Plus loin, Richard Cœur de Lion est représenté lors de sa capture en Autriche, à son retour de la troisième Croisade (en 1992) : il est pris par les hommes du duc d’Autriche alors qu’il voyage à cheval, déguisé en pèlerin ; on le livre comme prisonnier à l’empereur Henri VI. Ce dernier accuse Richard d’avoir fait couler le sang allemand et d’avoir pris part aux affaires de Sicile, en particulier en soutenant son beau-frère Tancrède (en 1190-1191). Pour Edoardo D’Angelo, contrairement à ce que la critique a jusqu’ici retenu, Richard Cœur-de-Lion, bien que soumis, n’est pas ridiculisé dans ces représentations. L’illustration se montre en effet ici moins sévère que le texte, qui s’inspire, quant à lui, de comédies élégiaques satyriques composées à l’école de Blois au cours du XIIe s. : si Richard Cœur-de-Lion est décrit très défavorablement dans le poème (individu misérable et nauséabond), il est dit illustris dans la légende ; son cheval blanc est majestueux ; il porte la croix rouge des croisés sur son vêtement ; l’épée montre qu’il a fait preuve de courage en demandant de bénéficier d’un duel judiciaire afin de répondre à ses accusateurs ; lorsqu’il se soumet à Henri VI, qui le libère en 1194, il est représenté en roi, avec sa couronne. Sa renommée et sa bravoure, non décrites dans le texte, sont donc ouvertement mises en avant dans l’illustration. Il est toutefois placé en position d’infériorité vis-à-vis d’Henri VI, qui trône dans toute sa majesté, coiffé de sa couronne impériale : le prestige du vaincu semble ici rejaillir directement sur celui de son vainqueur. Ainsi, pour Edoardo D’Angelo, les illustrations montrent que Pierre d’Eboli n’a pas cherché à ridiculiser Richard Cœur-de-Lion, contrairement à ce qu’il a fait pour Tancrède et ses partisans normands. Cette interprétation, qui tient compte tant du texte que de l’illustration, s’écarte sensiblement de celles jusqu’ici présentées dans les éditions critiques.

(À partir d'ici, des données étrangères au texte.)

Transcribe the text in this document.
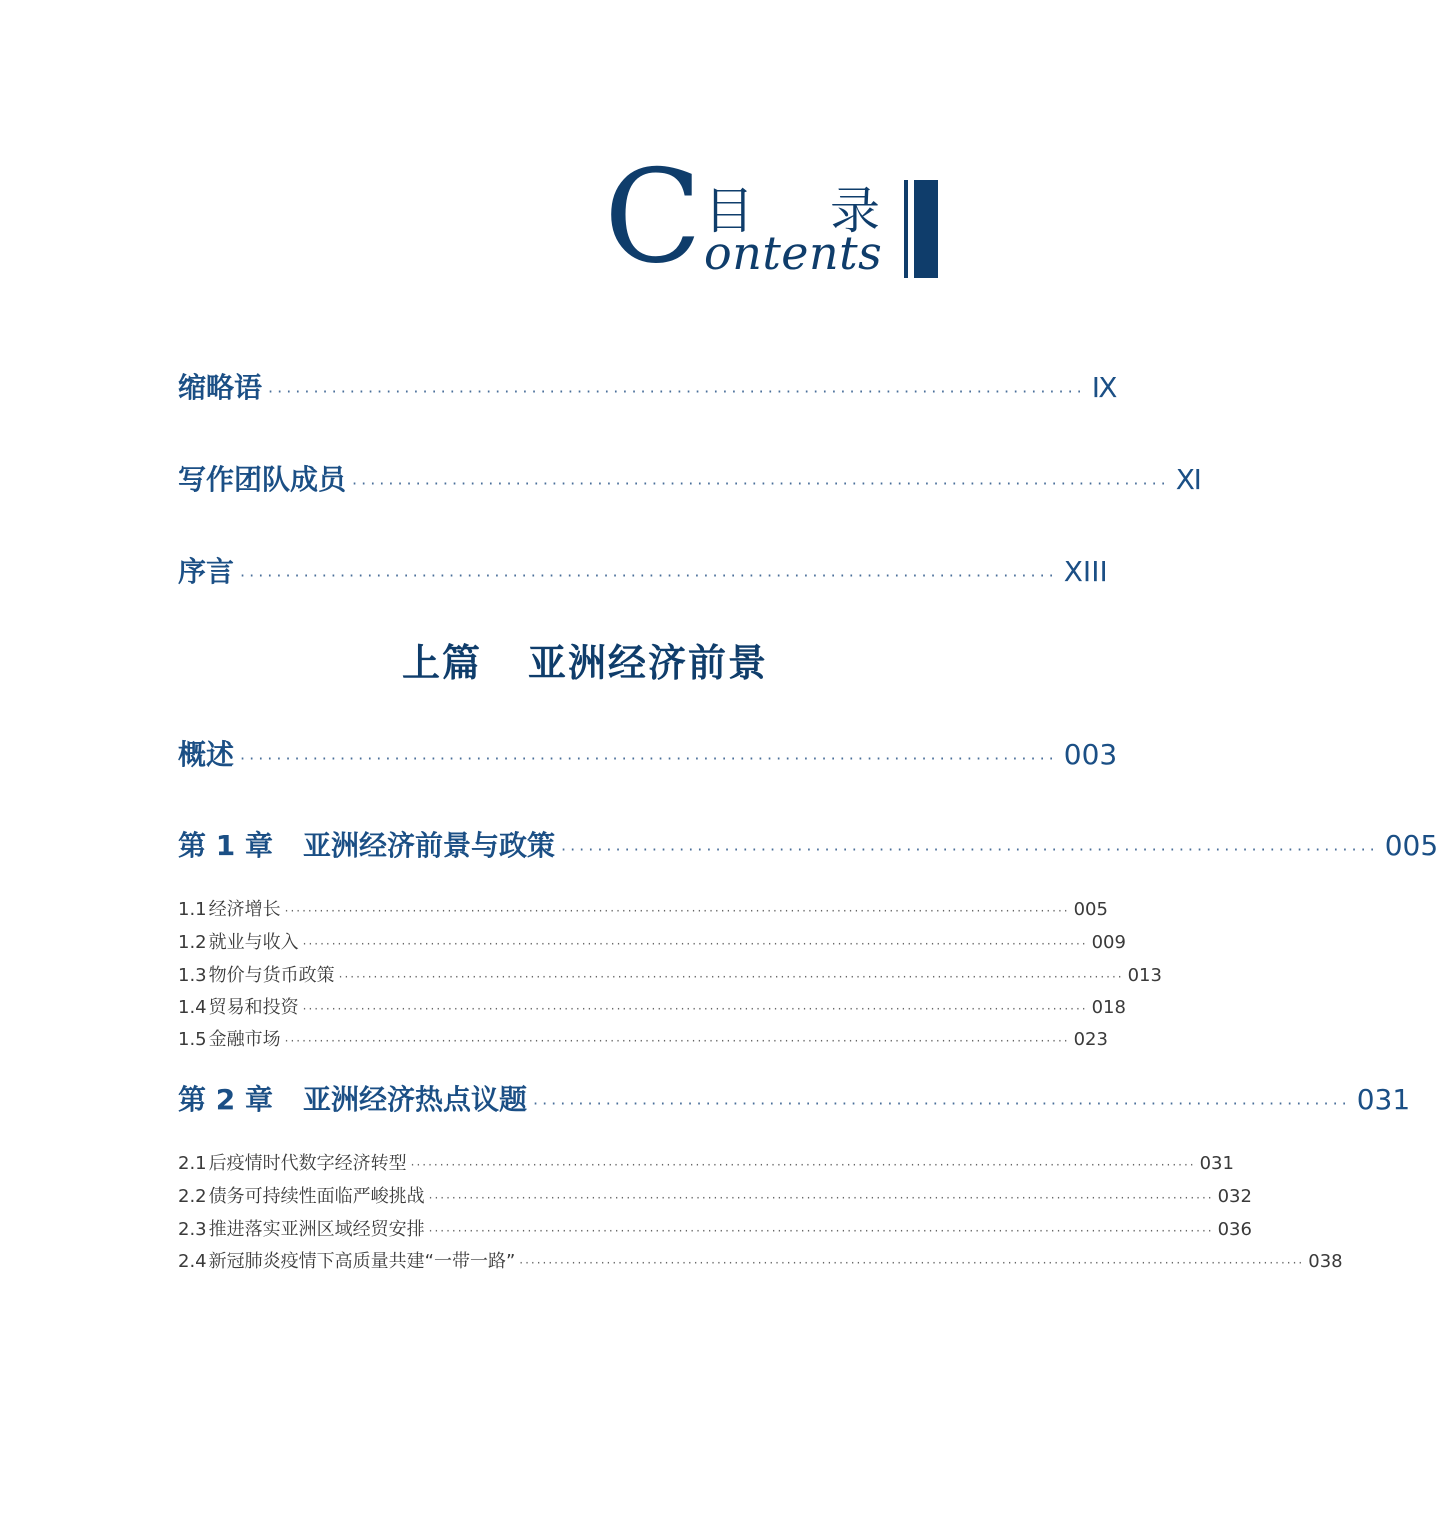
C 目 录
ontents
缩略语 ·························································································· Ⅸ
写作团队成员 ·························································································· Ⅺ
序言 ·························································································· XIII
上篇 亚洲经济前景
概述 ·························································································· 003
第 1 章 亚洲经济前景与政策 ·························································································· 005
1.1 经济增长 ······································································································································· 005
1.2 就业与收入 ······································································································································· 009
1.3 物价与货币政策 ······································································································································· 013
1.4 贸易和投资 ······································································································································· 018
1.5 金融市场 ······································································································································· 023
第 2 章 亚洲经济热点议题 ·························································································· 031
2.1 后疫情时代数字经济转型 ······································································································································· 031
2.2 债务可持续性面临严峻挑战 ······································································································································· 032
2.3 推进落实亚洲区域经贸安排 ······································································································································· 036
2.4 新冠肺炎疫情下高质量共建“一带一路” ······································································································································· 038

ELISABETH VAN HOUTS [Emmanuel college, Cambridge], Gundrada de Warenne : tombe et chronique (XIe-XIIe s.)

Dans sa contribution, Elisabeth van Houts nous présente deux sources touchant à l’histoire de la famille de Warenne, qui seront très prochainement éditées (et traduites en anglais) en collaboration avec R. C. Love (parution prévue en 2013) : l’épitaphe gravée sur la tombe de Gundrade de Warenne et la Chronique de Warenne.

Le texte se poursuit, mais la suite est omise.